Thirty-six
It was half past lunchtime when Willa came over. She said hello to Lena and Milo and Lili got up from the table and they descended two levels to the dungeon closing two doors in their wake, at the top and bottom of the second staircase. The room held the damp cool of a dug well. Willa sat on the couch and Lili sat folded on the floor against the far wall like a virgin supplicant before her idol and said this cool feels nice, it is nice on the back. Willa said she should have worked up more of a sweat getting there. Lili wore a light lipstick that she never used to wear in the field and there was a faint murk under her eyes. Lena keeps pressuring me to go to church, Lili said. To confession, even.
-What?
-Confession.
-You’ve sinned?
-Lena seems to think so.
-If only it were so easy.
-To sin?
-To be absolved.
-You think I’ve sinned?
-I ’ope so, in the interests o’ this palaver.
There was a voice from outside the doors from the top of the stairs. Lili – muted by the laminate but Lili still jumped. It was Milo. I am coming down. They heard the top door open and his heavy footfalls and the bottom door opened and he stuck his leonine head in. It is nice and cool in here. Mind if I sit with you, he said.
They stared at him.
-Just kidding. Don’t look at me like that. Look, Lili, take your time.

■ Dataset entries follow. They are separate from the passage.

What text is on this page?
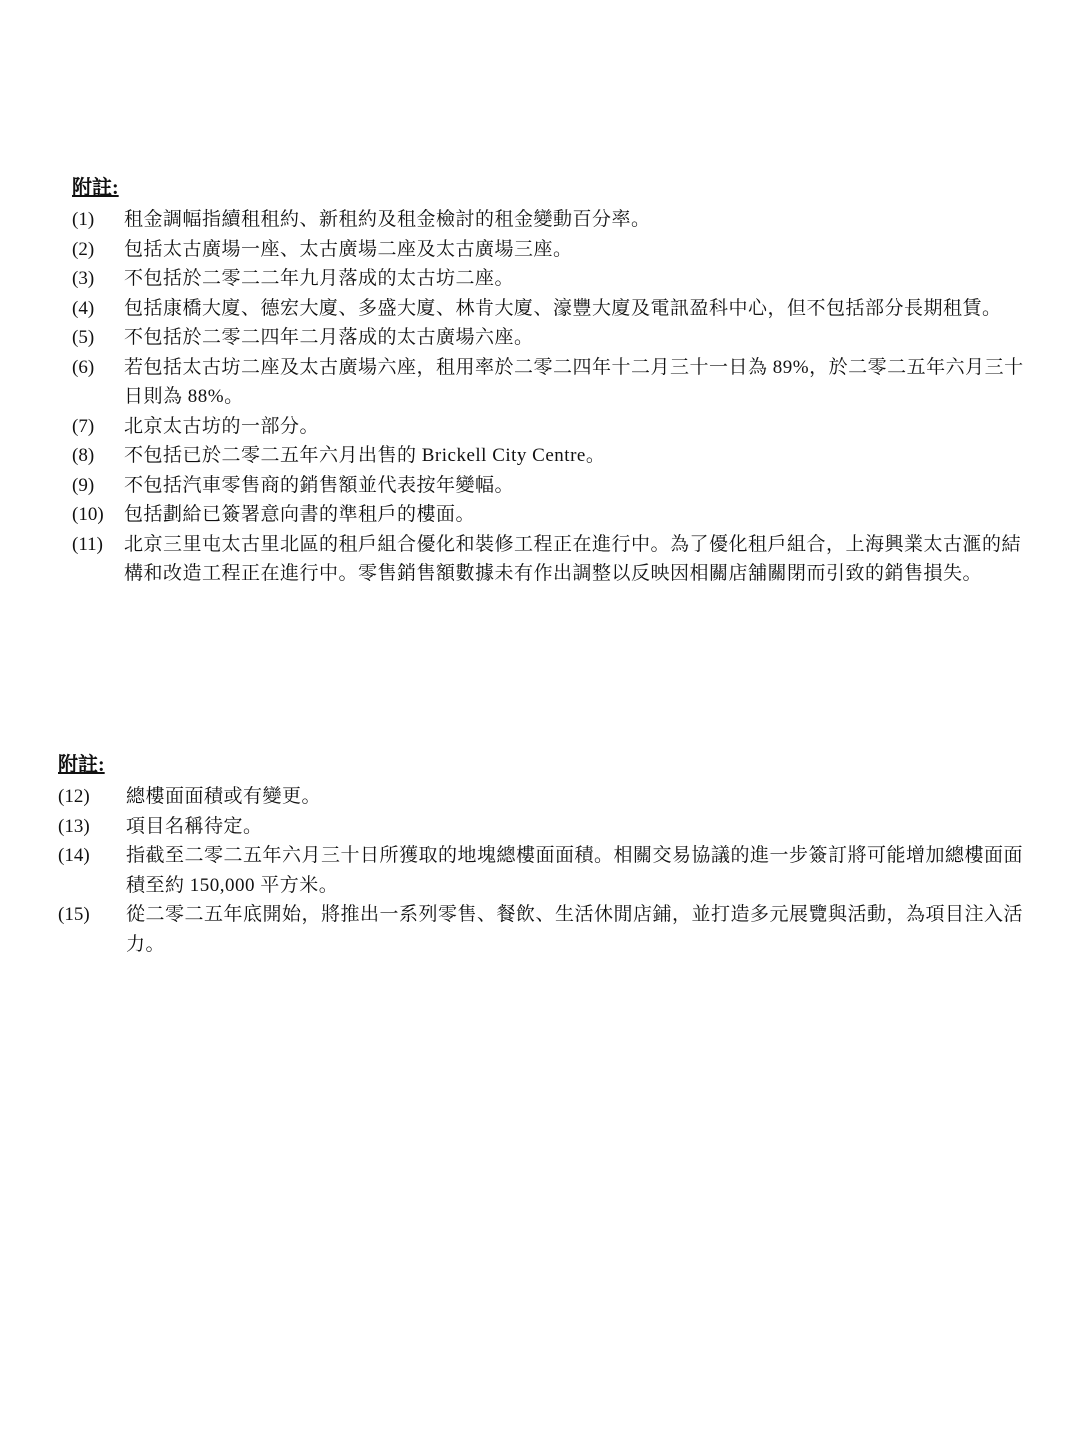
附註:
(1)	租金調幅指續租租約、新租約及租金檢討的租金變動百分率。
(2)	包括太古廣場一座、太古廣場二座及太古廣場三座。
(3)	不包括於二零二二年九月落成的太古坊二座。
(4)	包括康橋大廈、德宏大廈、多盛大廈、林肯大廈、濠豐大廈及電訊盈科中心，但不包括部分長期租賃。
(5)	不包括於二零二四年二月落成的太古廣場六座。
(6)	若包括太古坊二座及太古廣場六座，租用率於二零二四年十二月三十一日為 89%，於二零二五年六月三十日則為 88%。
(7)	北京太古坊的一部分。
(8)	不包括已於二零二五年六月出售的 Brickell City Centre。
(9)	不包括汽車零售商的銷售額並代表按年變幅。
(10)	包括劃給已簽署意向書的準租戶的樓面。
(11)	北京三里屯太古里北區的租戶組合優化和裝修工程正在進行中。為了優化租戶組合，上海興業太古滙的結構和改造工程正在進行中。零售銷售額數據未有作出調整以反映因相關店舖關閉而引致的銷售損失。
附註:
(12)	總樓面面積或有變更。
(13)	項目名稱待定。
(14)	指截至二零二五年六月三十日所獲取的地塊總樓面面積。相關交易協議的進一步簽訂將可能增加總樓面面積至約 150,000 平方米。
(15)	從二零二五年底開始，將推出一系列零售、餐飲、生活休閒店鋪，並打造多元展覽與活動，為項目注入活力。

But don’t be too long. I will be in peaches to the east by bush. Bring second orchardcar when you come.
-Okay dad.
-You look good thin, Willa, Milo said. What – you need more vitamins?
-I need one of your peaches.
-Have three.
-Okay, Milo.
-Have some wine before you go, you didn’t have wine with dinner Lili. Not too much. Just don’t be too long. You are my only slave, remember. He closed the door and they heard him go up the stairs whistling and out the other door, closing it too.

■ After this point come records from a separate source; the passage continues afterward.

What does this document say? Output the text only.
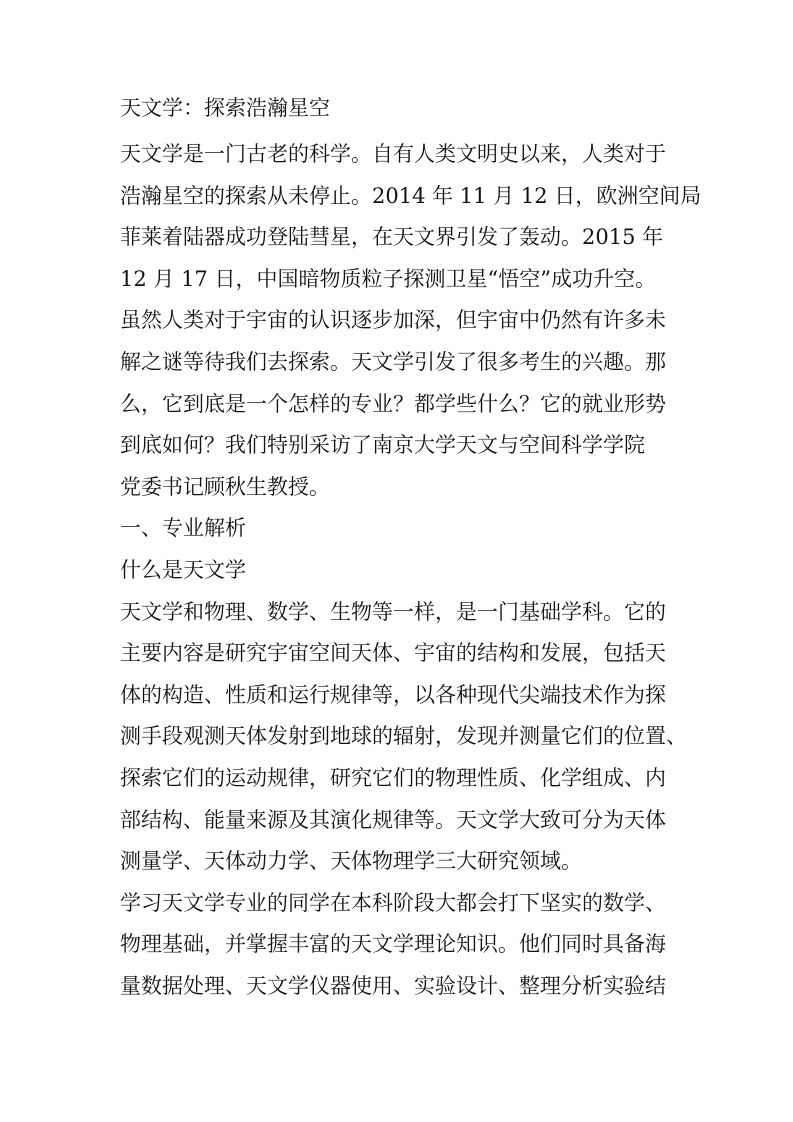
天文学：探索浩瀚星空
天文学是一门古老的科学。自有人类文明史以来，人类对于
浩瀚星空的探索从未停止。2014 年 11 月 12 日，欧洲空间局
菲莱着陆器成功登陆彗星，在天文界引发了轰动。2015 年
12 月 17 日，中国暗物质粒子探测卫星“悟空”成功升空。
虽然人类对于宇宙的认识逐步加深，但宇宙中仍然有许多未
解之谜等待我们去探索。天文学引发了很多考生的兴趣。那
么，它到底是一个怎样的专业？都学些什么？它的就业形势
到底如何？我们特别采访了南京大学天文与空间科学学院
党委书记顾秋生教授。
一、专业解析
什么是天文学
天文学和物理、数学、生物等一样，是一门基础学科。它的
主要内容是研究宇宙空间天体、宇宙的结构和发展，包括天
体的构造、性质和运行规律等，以各种现代尖端技术作为探
测手段观测天体发射到地球的辐射，发现并测量它们的位置、
探索它们的运动规律，研究它们的物理性质、化学组成、内
部结构、能量来源及其演化规律等。天文学大致可分为天体
测量学、天体动力学、天体物理学三大研究领域。
学习天文学专业的同学在本科阶段大都会打下坚实的数学、
物理基础，并掌握丰富的天文学理论知识。他们同时具备海
量数据处理、天文学仪器使用、实验设计、整理分析实验结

-He’s right Lili said, you do look thin.
-I haven’t slept well in a while, Willa said. He’s so handsome for an ol’ guy. And happy, fer a change.
-My dad?
-Yer dad. Who did you think – Lachlan? He’s handsome fer an ol’ guy too.
-Ha-ha. Yeah, Milo seems like a new dad. I hope it’ll be okay. We have lots of bugs now and not much help but he keeps saying he can feel God around him again and that’s the most important thing. He said this fall he will bury his gold with a spoon and when he’s done it will be earlier than when he started. Whatever that means. He didn’t even mind when I took the morning shift at Philbert’s.

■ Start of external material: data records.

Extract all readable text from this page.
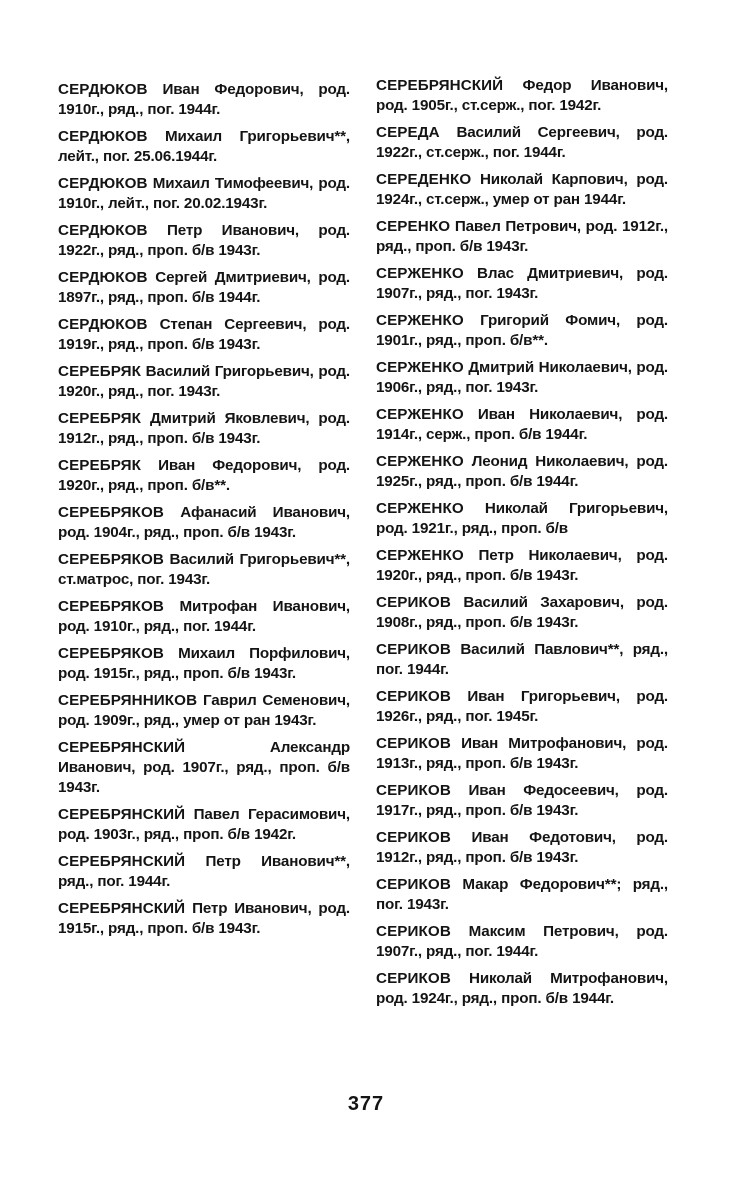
СЕРДЮКОВ Иван Федорович, род. 1910г., ряд., пог. 1944г.
СЕРДЮКОВ Михаил Григорьевич**, лейт., пог. 25.06.1944г.
СЕРДЮКОВ Михаил Тимофеевич, род. 1910г., лейт., пог. 20.02.1943г.
СЕРДЮКОВ Петр Иванович, род. 1922г., ряд., проп. б/в 1943г.
СЕРДЮКОВ Сергей Дмитриевич, род. 1897г., ряд., проп. б/в 1944г.
СЕРДЮКОВ Степан Сергеевич, род. 1919г., ряд., проп. б/в 1943г.
СЕРЕБРЯК Василий Григорьевич, род. 1920г., ряд., пог. 1943г.
СЕРЕБРЯК Дмитрий Яковлевич, род. 1912г., ряд., проп. б/в 1943г.
СЕРЕБРЯК Иван Федорович, род. 1920г., ряд., проп. б/в**.
СЕРЕБРЯКОВ Афанасий Иванович, род. 1904г., ряд., проп. б/в 1943г.
СЕРЕБРЯКОВ Василий Григорьевич**, ст.матрос, пог. 1943г.
СЕРЕБРЯКОВ Митрофан Иванович, род. 1910г., ряд., пог. 1944г.
СЕРЕБРЯКОВ Михаил Порфилович, род. 1915г., ряд., проп. б/в 1943г.
СЕРЕБРЯННИКОВ Гаврил Семенович, род. 1909г., ряд., умер от ран 1943г.
СЕРЕБРЯНСКИЙ	Александр Иванович, род. 1907г., ряд., проп. б/в 1943г.
СЕРЕБРЯНСКИЙ Павел Герасимович, род. 1903г., ряд., проп. б/в 1942г.
СЕРЕБРЯНСКИЙ Петр Иванович**, ряд., пог. 1944г.
СЕРЕБРЯНСКИЙ Петр Иванович, род. 1915г., ряд., проп. б/в 1943г.
СЕРЕБРЯНСКИЙ Федор Иванович, род. 1905г., ст.серж., пог. 1942г.
СЕРЕДА Василий Сергеевич, род. 1922г., ст.серж., пог. 1944г.
СЕРЕДЕНКО Николай Карпович, род. 1924г., ст.серж., умер от ран 1944г.
СЕРЕНКО Павел Петрович, род. 1912г., ряд., проп. б/в 1943г.
СЕРЖЕНКО Влас Дмитриевич, род. 1907г., ряд., пог. 1943г.
СЕРЖЕНКО Григорий Фомич, род. 1901г., ряд., проп. б/в**.
СЕРЖЕНКО Дмитрий Николаевич, род. 1906г., ряд., пог. 1943г.
СЕРЖЕНКО Иван Николаевич, род. 1914г., серж., проп. б/в 1944г.
СЕРЖЕНКО Леонид Николаевич, род. 1925г., ряд., проп. б/в 1944г.
СЕРЖЕНКО Николай Григорьевич, род. 1921г., ряд., проп. б/в
СЕРЖЕНКО Петр Николаевич, род. 1920г., ряд., проп. б/в 1943г.
СЕРИКОВ Василий Захарович, род. 1908г., ряд., проп. б/в 1943г.
СЕРИКОВ Василий Павлович**, ряд., пог. 1944г.
СЕРИКОВ Иван Григорьевич, род. 1926г., ряд., пог. 1945г.
СЕРИКОВ Иван Митрофанович, род. 1913г., ряд., проп. б/в 1943г.
СЕРИКОВ Иван Федосеевич, род. 1917г., ряд., проп. б/в 1943г.
СЕРИКОВ Иван Федотович, род. 1912г., ряд., проп. б/в 1943г.
СЕРИКОВ Макар Федорович**; ряд., пог. 1943г.
СЕРИКОВ Максим Петрович, род. 1907г., ряд., пог. 1944г.
СЕРИКОВ Николай Митрофанович, род. 1924г., ряд., проп. б/в 1944г.
377
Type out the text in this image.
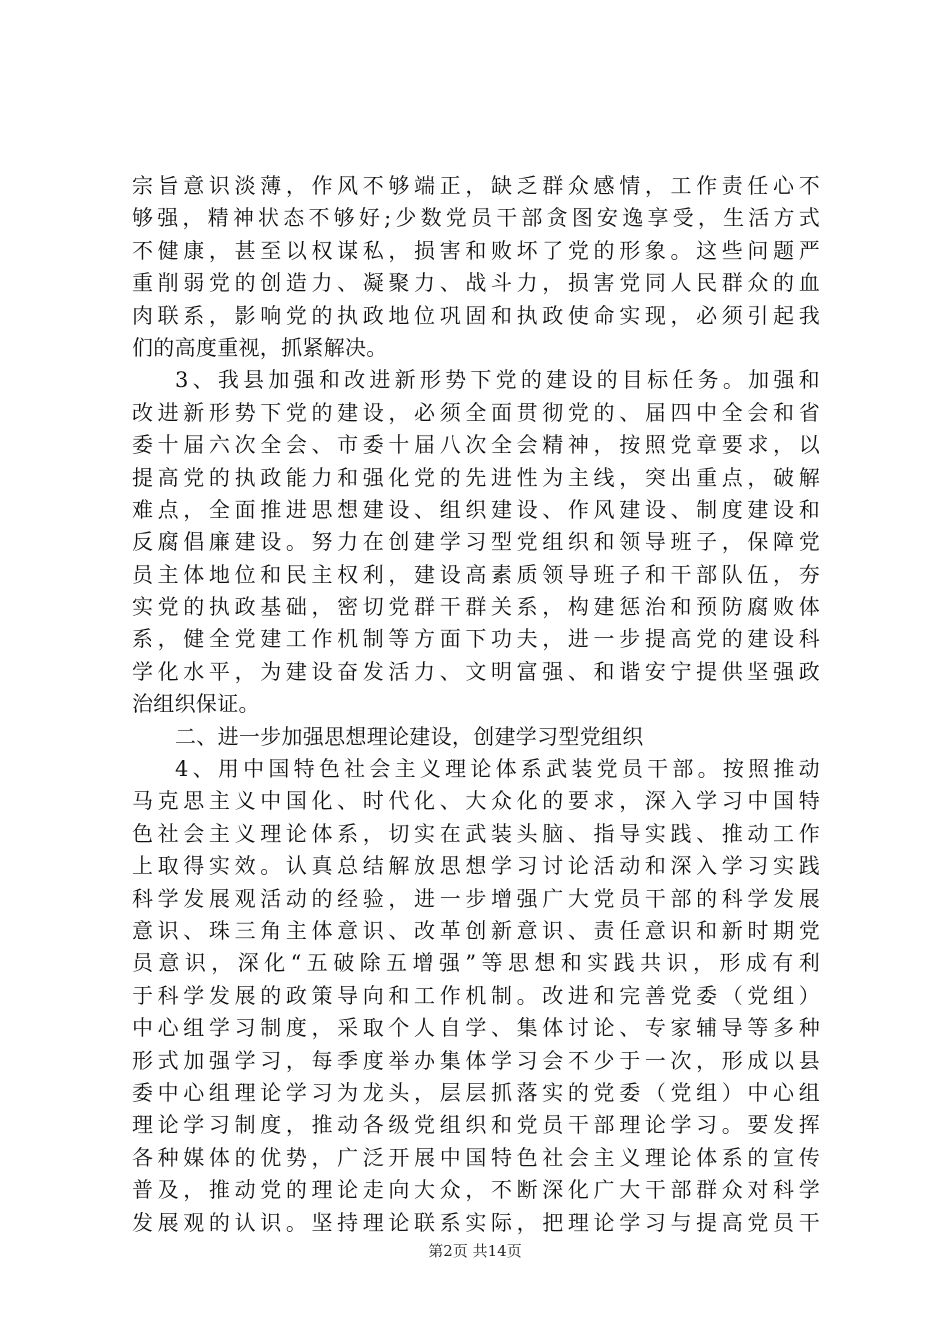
宗旨意识淡薄，作风不够端正，缺乏群众感情，工作责任心不
够强，精神状态不够好;少数党员干部贪图安逸享受，生活方式
不健康，甚至以权谋私，损害和败坏了党的形象。这些问题严
重削弱党的创造力、凝聚力、战斗力，损害党同人民群众的血
肉联系，影响党的执政地位巩固和执政使命实现，必须引起我
们的高度重视，抓紧解决。
3、我县加强和改进新形势下党的建设的目标任务。加强和
改进新形势下党的建设，必须全面贯彻党的、届四中全会和省
委十届六次全会、市委十届八次全会精神，按照党章要求，以
提高党的执政能力和强化党的先进性为主线，突出重点，破解
难点，全面推进思想建设、组织建设、作风建设、制度建设和
反腐倡廉建设。努力在创建学习型党组织和领导班子，保障党
员主体地位和民主权利，建设高素质领导班子和干部队伍，夯
实党的执政基础，密切党群干群关系，构建惩治和预防腐败体
系，健全党建工作机制等方面下功夫，进一步提高党的建设科
学化水平，为建设奋发活力、文明富强、和谐安宁提供坚强政
治组织保证。
二、进一步加强思想理论建设，创建学习型党组织
4、用中国特色社会主义理论体系武装党员干部。按照推动
马克思主义中国化、时代化、大众化的要求，深入学习中国特
色社会主义理论体系，切实在武装头脑、指导实践、推动工作
上取得实效。认真总结解放思想学习讨论活动和深入学习实践
科学发展观活动的经验，进一步增强广大党员干部的科学发展
意识、珠三角主体意识、改革创新意识、责任意识和新时期党
员意识，深化“五破除五增强”等思想和实践共识，形成有利
于科学发展的政策导向和工作机制。改进和完善党委（党组）
中心组学习制度，采取个人自学、集体讨论、专家辅导等多种
形式加强学习，每季度举办集体学习会不少于一次，形成以县
委中心组理论学习为龙头，层层抓落实的党委（党组）中心组
理论学习制度，推动各级党组织和党员干部理论学习。要发挥
各种媒体的优势，广泛开展中国特色社会主义理论体系的宣传
普及，推动党的理论走向大众，不断深化广大干部群众对科学
发展观的认识。坚持理论联系实际，把理论学习与提高党员干
第2页 共14页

-Ah, yes. Brilliant move I must say.
-You think that cos it was your advice.
-That’s true, but also yer killin’ three birds with one stone.
-Three birds?
-Yer gettin’ off the farm a bit, yer makin’ some extra jingle, and best of all yer helpin’ Richard out with his mom, with Anthea. He’ll be seein’ you as essential in no time. Family even. Didja see him outta his drawers?
-Parts.
-And?
-I question God.
-Weh! Sounds promisin’. Are you goin’ to get us some wine’n tell me about it?
-I don’t want any wine, I have to work and I’m already tired, and i gotta get up early. And no i’m not going to tell you about it.
*****
It was early morning when the young woman pulled back the heavy latch that secured the door at the end of the hall on the second floor from without and entered the room. The effect was that of opening a stagnant terrarium and she was shocked at how close the conditions remained at the close of the night.
The old woman sat in her chair in her sweated shift adjacent the window. A half empty pitcher of water and a plate of shriveled and indeterminate foodstuffs were on the bedside table. She addressed the woman as she approached but got no response from the slumped and motionless form. She went directly in front and addressed her but the crone just stared off through the panes. She told her she would have to do her rounds and check the other rooms, and when she asked her if there was anything she wanted her to bring when she came back or do before she left the old woman pointed a bony finger at the window.
The young woman hesitated only a moment before she shook her head and went to the window and pulled out the wedge at top and heaved twice before the swollen frame ascended in its runners and jammed tight at the apex. She took the dusty stick from the sill and installed the prop unnecessarily. When she turned back to collect the plate of uneaten food the old woman was smiling now, rocking vigorously. The young woman smiled back. Better, huh?
Better, the old woman smiled as from the peak of the great walnut tree outside there poured through the opening in splendid beseeching abandon the lyric of the mockingbird.